Comcast Corp. yesterday launched its "TV Everywhere" service that puts HBO, Starz, and other cable networks online for 8 million to 10 million customers who subscribe to both cable-TV and broadband Internet service.
Those subscribers can go to Fancast.com to view Comcast entertainment and news not previously available online. For access, a subscriber submits their Comcast e-mail and password on Fancast.com or Comcast.net.
The service makes available most of the same content that a Comcast subscriber gets on their cable-TV service. So a customer with HBO on their TV will get HBO on the Internet.
About 30 cable-TV networks are participating in the service. The service is free for Comcast subscribers and can't be viewed by those who don't subscribe to Comcast.
Comcast officials said they would make the service available to Comcast cable-TV customers who don't have Comcast Internet in about six months. That way, a Comcast cable-TV customer could access the entertainment through a separate Internet provider.
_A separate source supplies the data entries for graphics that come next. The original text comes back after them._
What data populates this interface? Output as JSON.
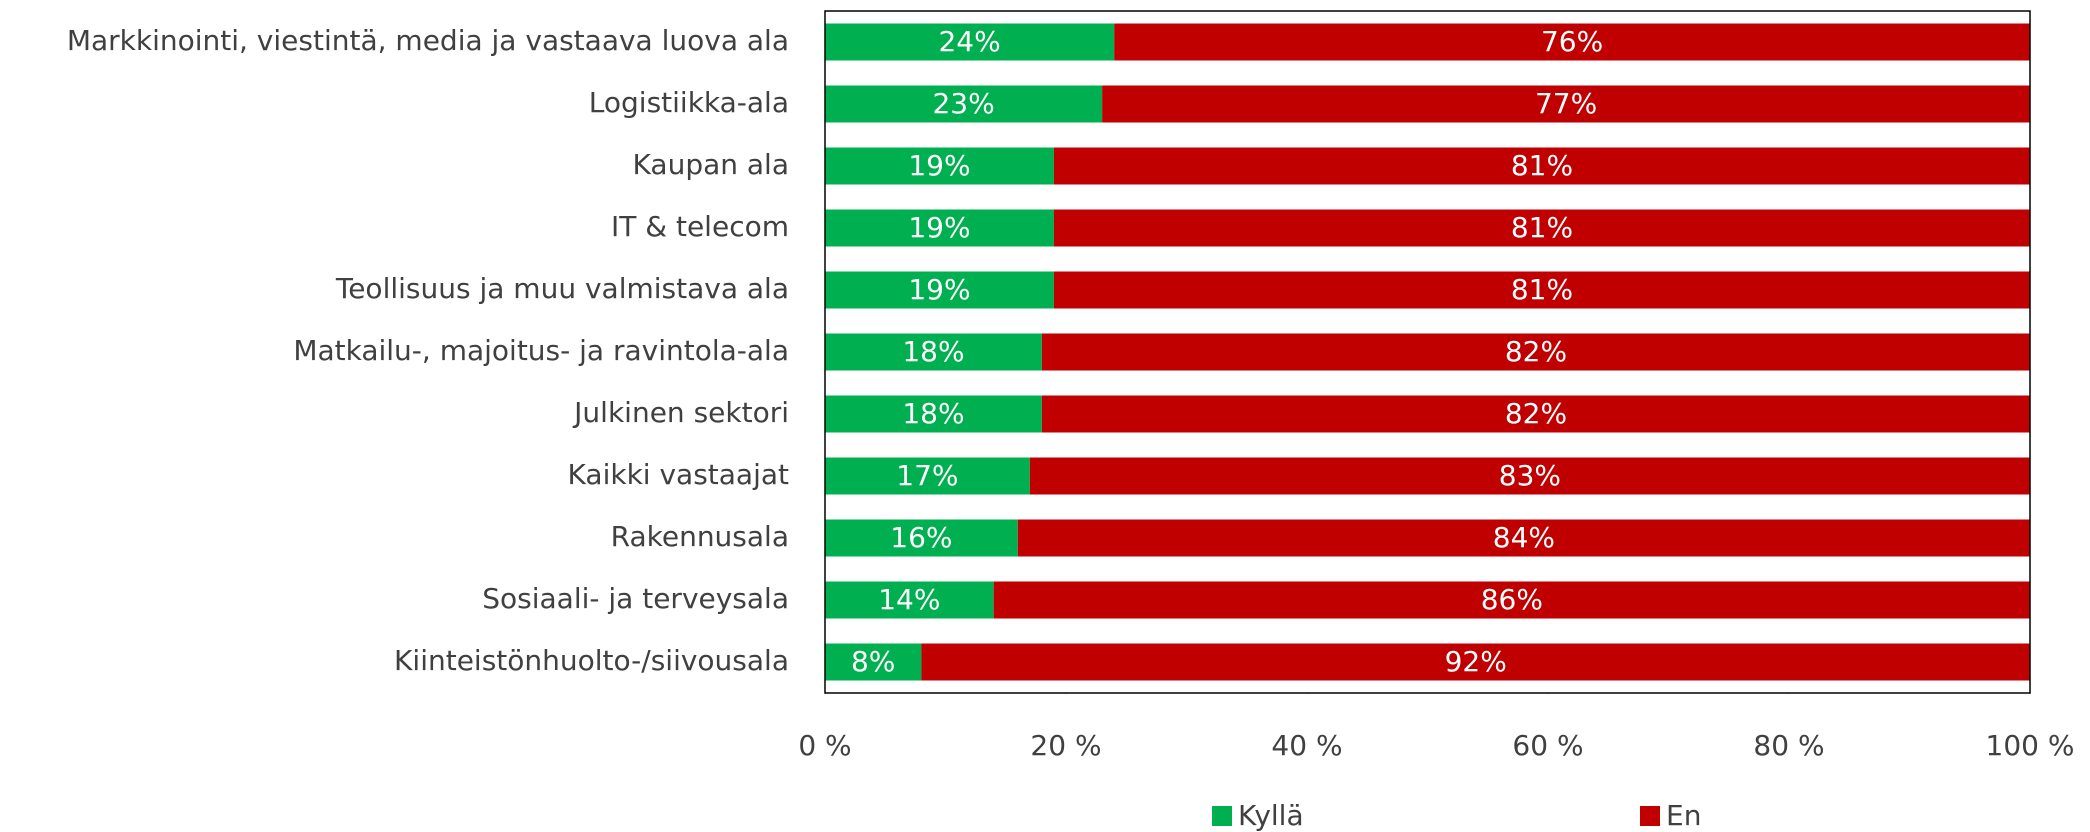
{
  "chart_data": {
    "type": "stacked_bar_horizontal",
    "categories": [
      "Markkinointi, viestintä, media ja vastaava luova ala",
      "Logistiikka-ala",
      "Kaupan ala",
      "IT & telecom",
      "Teollisuus ja muu valmistava ala",
      "Matkailu-, majoitus- ja ravintola-ala",
      "Julkinen sektori",
      "Kaikki vastaajat",
      "Rakennusala",
      "Sosiaali- ja terveysala",
      "Kiinteistönhuolto-/siivousala"
    ],
    "series": [
      {
        "name": "Kyllä",
        "color": "#00b050",
        "values": [
          24,
          23,
          19,
          19,
          19,
          18,
          18,
          17,
          16,
          14,
          8
        ],
        "value_labels": [
          "24%",
          "23%",
          "19%",
          "19%",
          "19%",
          "18%",
          "18%",
          "17%",
          "16%",
          "14%",
          "8%"
        ]
      },
      {
        "name": "En",
        "color": "#c00000",
        "values": [
          76,
          77,
          81,
          81,
          81,
          82,
          82,
          83,
          84,
          86,
          92
        ],
        "value_labels": [
          "76%",
          "77%",
          "81%",
          "81%",
          "81%",
          "82%",
          "82%",
          "83%",
          "84%",
          "86%",
          "92%"
        ]
      }
    ],
    "xlim": [
      0,
      100
    ],
    "xticks": [
      {
        "value": 0,
        "label": "0 %"
      },
      {
        "value": 20,
        "label": "20 %"
      },
      {
        "value": 40,
        "label": "40 %"
      },
      {
        "value": 60,
        "label": "60 %"
      },
      {
        "value": 80,
        "label": "80 %"
      },
      {
        "value": 100,
        "label": "100 %"
      }
    ],
    "legend": "bottom"
  }
}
Brian Roberts, the company's chief executive, announced the project during the summer and about 5,000 Comcast customers tested the service over the last several months.
A Comcast official said that the new Internet service has about 2,000 hours of entertainment programming, including Starz movies.
Smaller cable operators and open-Internet advocates fear that Comcast is attempting to duplicate its cable-TV model online and could eventually charge for the package of programming delivered over the Internet.